The Teaching Kitchen at Community Servings is back in full swing, with a number of changes from previous years to benefit the program participants.
Community Servings, a JP-based nonprofit that provides medically tailored meals to people with chronic and critical illnesses, offers several programs to help members of the community, including the Teaching Kitchen program.
The Gazette sat down with Teaching Kitchen Program Manager Allison Sequeira to learn about the program and what it offers.
The Teaching Kitchen program is a “free 12-week hands-on food service job-training program for individuals facing barriers to full-time employment,” according to a press release from Community Servings.
Sequeira said that Community Servings has a “history of employing a lot of people looking for a second, third, or 18th chance,” and the team looks for people who are “super committed” and “thankful for an opportunity to work hard.”
A goal of the program is to have participants become gainfully hired in the food service industry. Though not every graduate can be hired full time by Community Servings, “at this point, about half our permanent kitchen staff are graduates of the program,” Sequeira said.

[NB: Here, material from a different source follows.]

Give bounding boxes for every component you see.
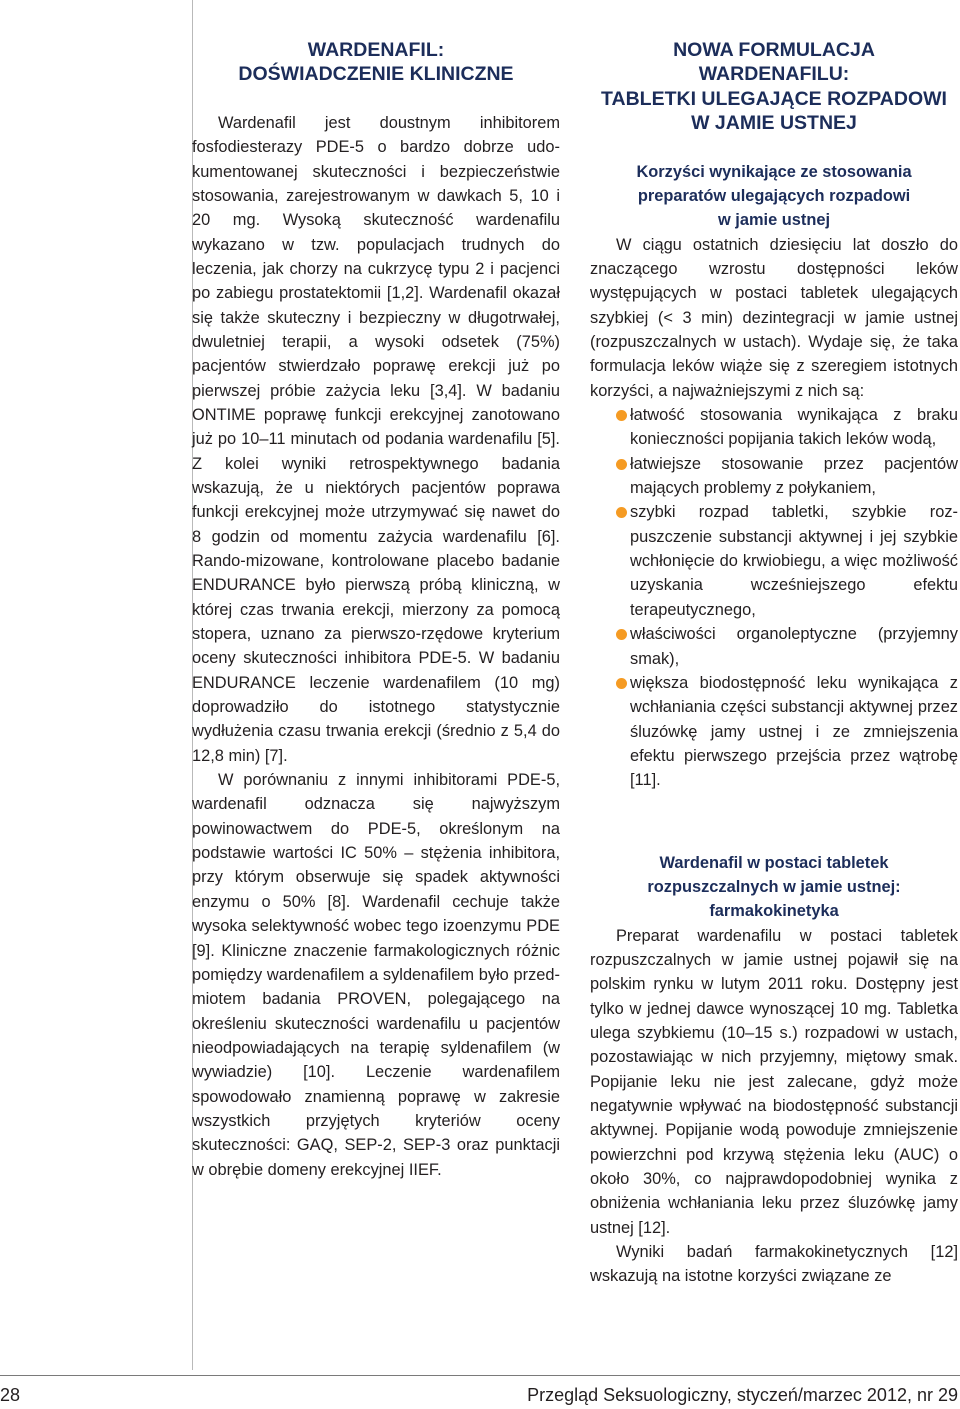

The 47th Teaching Kitchen class commenced their experience last week, and they will learn kitchen basics such as knife skills, reading recipes, measuring ingredients, and how to generally move about a commercial kitchen.
Participants will also learn different cooking techniques for various kinds of proteins, as well as how to prepare bakery items, she said.
“The culinary piece is the biggest piece of the program,” Sequeira said, but participants are also taught about nutrition from Community Servings’ onsite nutrition team, as well as financial empowerment classes in partnership with the Jamaica Plain Neighborhood Development Corporation (JPNDC).
Participants receive “one on one financial coaching,” along with education in digital literacy. People learn how to work with computers as well as participate in mock interviews and receive assistance with resume writing. They also practice talking about the industry so they are “ready to see themselves as permanent employed individuals,” Sequeira said.
“Most days, they’re in the kitchen,” she said of the employees. They also get a lunch break where lunch is served and folks can chat with one another.
Three mornings a week, the trainees work with the full time chefs and learn about the different aspects of creating the 3,000 medically-tailored, from-scratch meals that are prepared daily on site.
“It’s a really cool thing to put on their resumes,” she said. Participants also receive ServSafe certification as part of the program, she added.
“This is an overwhelming time commitment for many of them,” Sequeira said, and the program is now split into two different phases to mark a sense of accomplishment for trainees. The second phase has a slight increase in hours from the first.
As a new benefit to the program, eligible trainees will be able to receive a wage for all hours worked through Community Servings payroll, “thanks in part to generous support from Beth Israel Deaconess Medical Center’s Community-based Health Initiative funds, which were recently awarded to the agency as part of a three-year, $500,000 Focused Investment Grant aimed at addressing job and financial security in the community,” according to the press release.
“Our goal there was to increase access and retention,” Sequeira said, as many people cannot afford to leave their minimum wage jobs to participate in this program.
Aside from eventual employment, Sequeira said that “I hope that people gain self-confidence and a sense of hope…” as well as “gain a community that they feel supported by. Those are more significant than even the job.”
The program is now accepting new participants on a rolling basis, and the next set of classes start on September 13.
Additionally, Community Servings is always looking for more partners and social service agencies to work with, Sequeira said.
“If someone wants to come talk to us and talk about a referral partnership, we’re all ears,” Sequeira said.
The Teaching Kitchen has been a huge help and a positive experience for many of its participants, including Jermaine McNeill.
“The program, it did wonders for me,” McNeill said. “It helped me out tremendously.”
He said when he participated in the program, he had just earned his GED and had become a new dad.
“I was going through a lot,” he said, adding that he is “grateful for the program and the lessons and the things that it taught me.
McNeill said that he got a call from Community Servings about a year ago to come back and work in the kitchen, right after he had gotten laid off from his previous job as a food service director.
He said he was “figuring out what my next move was going to be,” but the offer was a “blessing; it was at a good time.” He started out as a temporary employee, but was asked to stay long-term.
Every day from 7-3, McNeill comes in, looks at the day’s menu, and gets to work making two or three recipes. He said he prefers to work on his own, as he likes to have three freedom to learn from his own mistakes.
He also said he enjoys conversing with the Teaching Kitchen class and taking them under his wing, giving them advice and being a shoulder for them to lean on.
McNeill said he knows what it’s like to be a new person in a situation, so he tries to make the trainees as comfortable as possible and “make myself available” to them.
“I always wanted to work in food,” he said. “I didn’t take it serious until I got older. I realized I could be good at it.” He worked as a dishwasher when he was younger, and moved his way up the ladder, always looking for ways to learn new things.
“It’s been a long journey to this point,” McNeill said. “I’m grateful and blessed.”